48      À cet égard, ne saurait prospérer l’argument de l’EUIPO, soulevé lors de l’audience, selon lequel le public pertinent se souvient simplement du fait que les signes en conflit présentent chacun une suite de lettres inusuelle, sans se rappeler des différences entre ces suites. En effet, dès lors que ces suites de lettres, inusuelles et différentes l’une de l’autre, concernent la moitié, voire plus, des éléments verbaux respectifs des signes en conflit, qui sont courts, il n’est pas envisageable que le public ne s’en souvienne pas, bien qu’il soit de jurisprudence constante que le consommateur moyen n’a que rarement la possibilité de procéder à une comparaison directe des différentes marques, mais doit se fier à l’image imparfaite de celles-ci qu’il a gardée en mémoire (voir arrêt du 26 avril 2007, Alcon/OHMI, C‑412/05 P, EU:C:2007:252, point 60 et jurisprudence citée).

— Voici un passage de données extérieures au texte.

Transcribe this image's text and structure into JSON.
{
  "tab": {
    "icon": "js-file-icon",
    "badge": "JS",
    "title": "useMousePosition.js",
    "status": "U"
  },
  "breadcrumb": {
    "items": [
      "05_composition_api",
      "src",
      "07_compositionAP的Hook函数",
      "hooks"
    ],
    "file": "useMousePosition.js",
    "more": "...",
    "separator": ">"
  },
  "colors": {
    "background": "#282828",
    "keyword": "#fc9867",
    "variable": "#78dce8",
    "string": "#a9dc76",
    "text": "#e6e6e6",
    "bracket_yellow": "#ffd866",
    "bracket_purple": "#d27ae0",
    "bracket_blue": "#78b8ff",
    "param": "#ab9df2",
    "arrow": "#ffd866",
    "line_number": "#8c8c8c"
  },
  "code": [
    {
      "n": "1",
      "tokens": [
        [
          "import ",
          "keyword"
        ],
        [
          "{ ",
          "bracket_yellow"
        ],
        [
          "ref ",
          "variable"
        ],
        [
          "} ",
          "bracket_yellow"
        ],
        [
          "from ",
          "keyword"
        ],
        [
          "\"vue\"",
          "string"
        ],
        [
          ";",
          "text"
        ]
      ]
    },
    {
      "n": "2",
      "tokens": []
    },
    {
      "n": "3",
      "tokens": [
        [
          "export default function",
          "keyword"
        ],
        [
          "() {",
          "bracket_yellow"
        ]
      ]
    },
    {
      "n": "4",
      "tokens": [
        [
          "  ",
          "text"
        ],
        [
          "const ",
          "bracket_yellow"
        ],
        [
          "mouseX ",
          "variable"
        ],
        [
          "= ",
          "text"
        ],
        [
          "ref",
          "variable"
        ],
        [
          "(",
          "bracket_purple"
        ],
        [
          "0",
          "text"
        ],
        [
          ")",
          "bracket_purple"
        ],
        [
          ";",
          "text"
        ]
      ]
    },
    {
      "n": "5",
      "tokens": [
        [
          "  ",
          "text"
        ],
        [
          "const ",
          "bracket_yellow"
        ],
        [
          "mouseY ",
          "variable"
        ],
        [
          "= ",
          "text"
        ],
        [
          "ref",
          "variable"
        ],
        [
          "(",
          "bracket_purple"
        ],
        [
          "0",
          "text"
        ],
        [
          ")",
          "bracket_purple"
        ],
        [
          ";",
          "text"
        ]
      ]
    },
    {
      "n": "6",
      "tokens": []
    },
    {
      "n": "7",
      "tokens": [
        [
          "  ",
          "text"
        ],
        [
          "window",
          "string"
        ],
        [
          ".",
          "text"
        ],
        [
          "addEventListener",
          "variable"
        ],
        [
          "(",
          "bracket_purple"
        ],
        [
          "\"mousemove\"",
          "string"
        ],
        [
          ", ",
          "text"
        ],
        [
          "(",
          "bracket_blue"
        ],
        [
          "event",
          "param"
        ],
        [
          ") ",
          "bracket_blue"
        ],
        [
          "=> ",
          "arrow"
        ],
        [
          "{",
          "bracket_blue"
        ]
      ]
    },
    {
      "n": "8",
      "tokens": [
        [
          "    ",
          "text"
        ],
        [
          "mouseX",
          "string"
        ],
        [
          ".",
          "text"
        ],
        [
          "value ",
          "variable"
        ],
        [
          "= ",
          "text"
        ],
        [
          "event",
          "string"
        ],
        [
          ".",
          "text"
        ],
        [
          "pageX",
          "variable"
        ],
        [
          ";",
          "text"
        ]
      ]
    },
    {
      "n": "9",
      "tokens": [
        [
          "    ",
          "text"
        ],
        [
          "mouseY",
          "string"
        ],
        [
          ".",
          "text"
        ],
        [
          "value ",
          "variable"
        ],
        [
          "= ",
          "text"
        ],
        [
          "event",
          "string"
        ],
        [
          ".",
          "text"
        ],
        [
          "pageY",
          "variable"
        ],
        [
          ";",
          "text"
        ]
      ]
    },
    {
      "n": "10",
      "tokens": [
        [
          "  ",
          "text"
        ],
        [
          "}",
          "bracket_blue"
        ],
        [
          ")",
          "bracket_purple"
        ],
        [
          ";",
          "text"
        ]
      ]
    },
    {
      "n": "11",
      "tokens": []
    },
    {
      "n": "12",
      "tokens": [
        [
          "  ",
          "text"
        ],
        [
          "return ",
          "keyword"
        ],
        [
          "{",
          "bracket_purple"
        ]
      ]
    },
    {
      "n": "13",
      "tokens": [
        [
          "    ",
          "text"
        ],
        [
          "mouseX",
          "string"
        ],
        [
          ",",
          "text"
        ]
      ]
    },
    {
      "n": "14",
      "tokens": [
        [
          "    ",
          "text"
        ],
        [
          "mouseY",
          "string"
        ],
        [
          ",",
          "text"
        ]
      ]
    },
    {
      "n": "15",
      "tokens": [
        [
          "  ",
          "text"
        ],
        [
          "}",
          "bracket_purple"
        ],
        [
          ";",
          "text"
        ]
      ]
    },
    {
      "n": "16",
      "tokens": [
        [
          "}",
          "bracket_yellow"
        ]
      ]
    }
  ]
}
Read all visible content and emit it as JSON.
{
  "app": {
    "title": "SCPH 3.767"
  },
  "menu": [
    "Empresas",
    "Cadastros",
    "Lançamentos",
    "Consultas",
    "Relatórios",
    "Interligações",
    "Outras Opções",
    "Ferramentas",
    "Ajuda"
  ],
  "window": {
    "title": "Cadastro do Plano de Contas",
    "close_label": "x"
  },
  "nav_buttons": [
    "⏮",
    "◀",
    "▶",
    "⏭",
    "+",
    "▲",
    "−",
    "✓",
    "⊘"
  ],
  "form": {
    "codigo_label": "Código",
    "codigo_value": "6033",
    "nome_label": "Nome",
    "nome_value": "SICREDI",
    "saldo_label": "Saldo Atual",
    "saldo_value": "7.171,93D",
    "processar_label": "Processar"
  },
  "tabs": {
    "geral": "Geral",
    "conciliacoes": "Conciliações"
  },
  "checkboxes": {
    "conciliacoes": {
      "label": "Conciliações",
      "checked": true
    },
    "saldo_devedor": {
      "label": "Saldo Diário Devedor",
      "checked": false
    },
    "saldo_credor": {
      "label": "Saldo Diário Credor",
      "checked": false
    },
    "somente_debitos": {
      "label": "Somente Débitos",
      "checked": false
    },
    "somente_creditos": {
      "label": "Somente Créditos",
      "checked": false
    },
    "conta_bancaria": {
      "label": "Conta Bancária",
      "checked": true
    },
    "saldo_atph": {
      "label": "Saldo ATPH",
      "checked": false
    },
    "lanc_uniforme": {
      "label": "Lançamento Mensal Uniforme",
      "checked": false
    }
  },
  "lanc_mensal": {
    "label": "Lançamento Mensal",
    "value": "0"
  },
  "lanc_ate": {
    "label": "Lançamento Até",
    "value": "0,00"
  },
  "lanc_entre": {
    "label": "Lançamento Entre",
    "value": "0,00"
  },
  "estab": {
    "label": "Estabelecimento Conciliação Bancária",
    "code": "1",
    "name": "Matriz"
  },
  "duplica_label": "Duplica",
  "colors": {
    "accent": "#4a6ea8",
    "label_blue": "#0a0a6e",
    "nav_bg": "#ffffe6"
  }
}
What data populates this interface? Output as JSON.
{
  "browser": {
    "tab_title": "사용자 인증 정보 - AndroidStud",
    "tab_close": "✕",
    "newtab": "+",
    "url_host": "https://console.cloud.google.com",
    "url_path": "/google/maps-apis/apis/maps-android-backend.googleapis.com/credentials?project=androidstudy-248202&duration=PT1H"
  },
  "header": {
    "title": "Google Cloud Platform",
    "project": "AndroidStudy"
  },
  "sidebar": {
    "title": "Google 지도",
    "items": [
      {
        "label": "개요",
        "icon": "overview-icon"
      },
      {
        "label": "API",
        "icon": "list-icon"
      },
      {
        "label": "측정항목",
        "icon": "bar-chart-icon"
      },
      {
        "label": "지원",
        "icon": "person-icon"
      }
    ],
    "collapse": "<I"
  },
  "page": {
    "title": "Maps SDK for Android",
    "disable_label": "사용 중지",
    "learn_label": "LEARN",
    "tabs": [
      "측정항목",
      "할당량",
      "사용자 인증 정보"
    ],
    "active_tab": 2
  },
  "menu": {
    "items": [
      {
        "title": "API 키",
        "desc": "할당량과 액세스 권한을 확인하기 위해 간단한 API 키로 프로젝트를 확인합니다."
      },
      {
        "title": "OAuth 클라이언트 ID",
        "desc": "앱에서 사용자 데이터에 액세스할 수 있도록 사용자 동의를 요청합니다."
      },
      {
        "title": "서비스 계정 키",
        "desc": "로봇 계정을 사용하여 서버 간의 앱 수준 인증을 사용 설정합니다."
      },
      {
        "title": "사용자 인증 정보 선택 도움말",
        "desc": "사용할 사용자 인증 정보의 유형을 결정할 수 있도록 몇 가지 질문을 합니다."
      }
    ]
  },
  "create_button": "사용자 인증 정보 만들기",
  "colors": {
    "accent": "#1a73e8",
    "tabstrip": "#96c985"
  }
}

49      Troisièmement, même si les éléments verbaux des signes en conflit sont écrits en lettres majuscules, dans des caractères qui ne sont pas particulièrement stylisés, il n’en reste pas moins que la marque demandée utilise des caractères plus fins et allongés, alors que la marque antérieure comporte des caractères plus gras, mis en évidence par un élément figuratif de soulignement.

50      Quatrièmement, les éléments figuratifs au sein desquels les éléments verbaux figurent sont différents dans leurs formes et dans l’épaisseur de leurs bords. En effet, dans la marque demandée, il s’agit d’une circonférence au bord très épais, alors que dans la marque antérieure il s’agit d’un carré au bord fin. Bien que les deux formes en question soient deux figures géométriques simples, il ne saurait être soutenu que la différence entre un cercle et un carré échappe au public pertinent ou ne soit pas gardée à l’esprit par celui-ci.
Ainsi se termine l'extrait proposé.